An equivalence between gauge-twisted and topologically conditioned scalar Gaussian free fields

TL;DR

This paper establishes a connection between gauge-twisted and topologically conditioned scalar Gaussian free fields on metric graphs, expressing probabilities of topological events as ratios of Laplacian determinants, and conjectures a high-dimensional scaling limit involving Brownian loop soups.

Contribution

It demonstrates that gauge-twisted GFFs can be obtained by conditioning the usual GFF on a topological event and relates these probabilities to Laplacian determinants, providing new insights into the structure of sign clusters.

Findings

Gauge-twisted GFFs are equivalent to conditioned usual GFFs up to a deterministic transformation.

Probability of topological events expressed as ratios of Laplacian determinants.

Conjecture that high-dimensional sign clusters converge to a Brownian loop soup with doubled intensity.

Abstract

We study on the metric graphs two types of scalar Gaussian free fields (GFF), the usual one and the one twisted by a $\{-1,1\}$-valued gauge field. We show that the latter can be obtained, up to an additional deterministic transformation, by conditioning the first on a topological event. This event is that all the sign clusters of the field should be trivial for the gauge field, that is to say should not contain loops with holonomy $-1$. We also express the probability of this topological event as a ratio of two determinants of Laplacians to the power $1/2$, the usual Laplacian and the gauge-twisted Laplacian. As an example, this gives on annular planar domains the probability that no sign cluster of the metric graph GFF surrounds the inner hole of the domain.

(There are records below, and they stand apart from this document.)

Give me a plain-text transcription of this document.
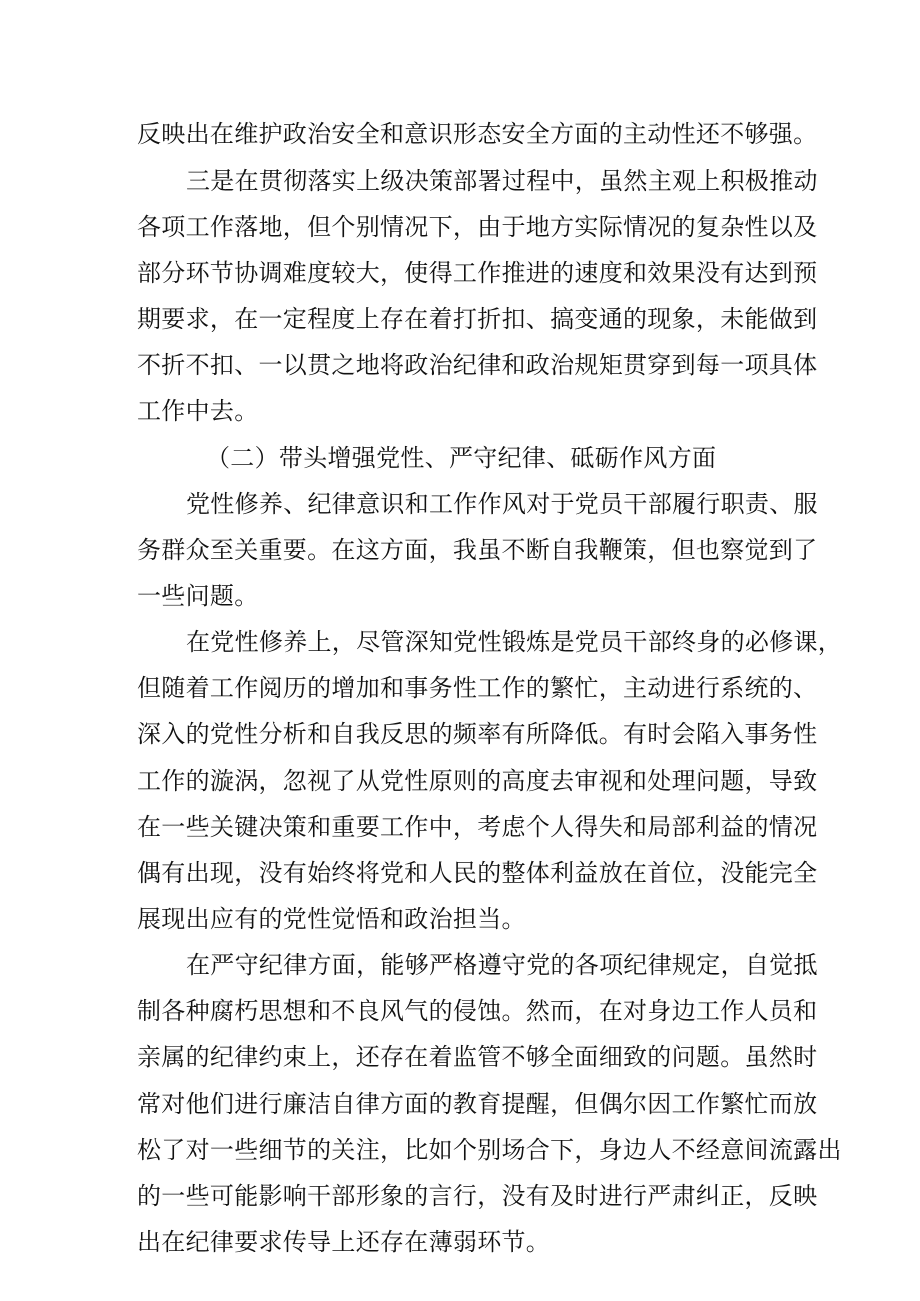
反映出在维护政治安全和意识形态安全方面的主动性还不够强。
三是在贯彻落实上级决策部署过程中，虽然主观上积极推动
各项工作落地，但个别情况下，由于地方实际情况的复杂性以及
部分环节协调难度较大，使得工作推进的速度和效果没有达到预
期要求，在一定程度上存在着打折扣、搞变通的现象，未能做到
不折不扣、一以贯之地将政治纪律和政治规矩贯穿到每一项具体
工作中去。
（二）带头增强党性、严守纪律、砥砺作风方面
党性修养、纪律意识和工作作风对于党员干部履行职责、服
务群众至关重要。在这方面，我虽不断自我鞭策，但也察觉到了
一些问题。
在党性修养上，尽管深知党性锻炼是党员干部终身的必修课，
但随着工作阅历的增加和事务性工作的繁忙，主动进行系统的、
深入的党性分析和自我反思的频率有所降低。有时会陷入事务性
工作的漩涡，忽视了从党性原则的高度去审视和处理问题，导致
在一些关键决策和重要工作中，考虑个人得失和局部利益的情况
偶有出现，没有始终将党和人民的整体利益放在首位，没能完全
展现出应有的党性觉悟和政治担当。
在严守纪律方面，能够严格遵守党的各项纪律规定，自觉抵
制各种腐朽思想和不良风气的侵蚀。然而，在对身边工作人员和
亲属的纪律约束上，还存在着监管不够全面细致的问题。虽然时
常对他们进行廉洁自律方面的教育提醒，但偶尔因工作繁忙而放
松了对一些细节的关注，比如个别场合下，身边人不经意间流露出
的一些可能影响干部形象的言行，没有及时进行严肃纠正，反映
出在纪律要求传导上还存在薄弱环节。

Based on our result on the metric graph, and on previous works by Werner and Cai-Ding on the clusters of the metric graph GFF in high dimension, we formulate an intensity doubling conjecture. According to it, if the space dimension is high enough, the cycles in the sign clusters of the metric graph GFF converge in the scaling limit to a Brownian loop soup of intensity parameter $\alpha = 1 = 2\times \dfrac{1}{2}$, which is the double of the intensity parameter appearing in isomorphism theorems.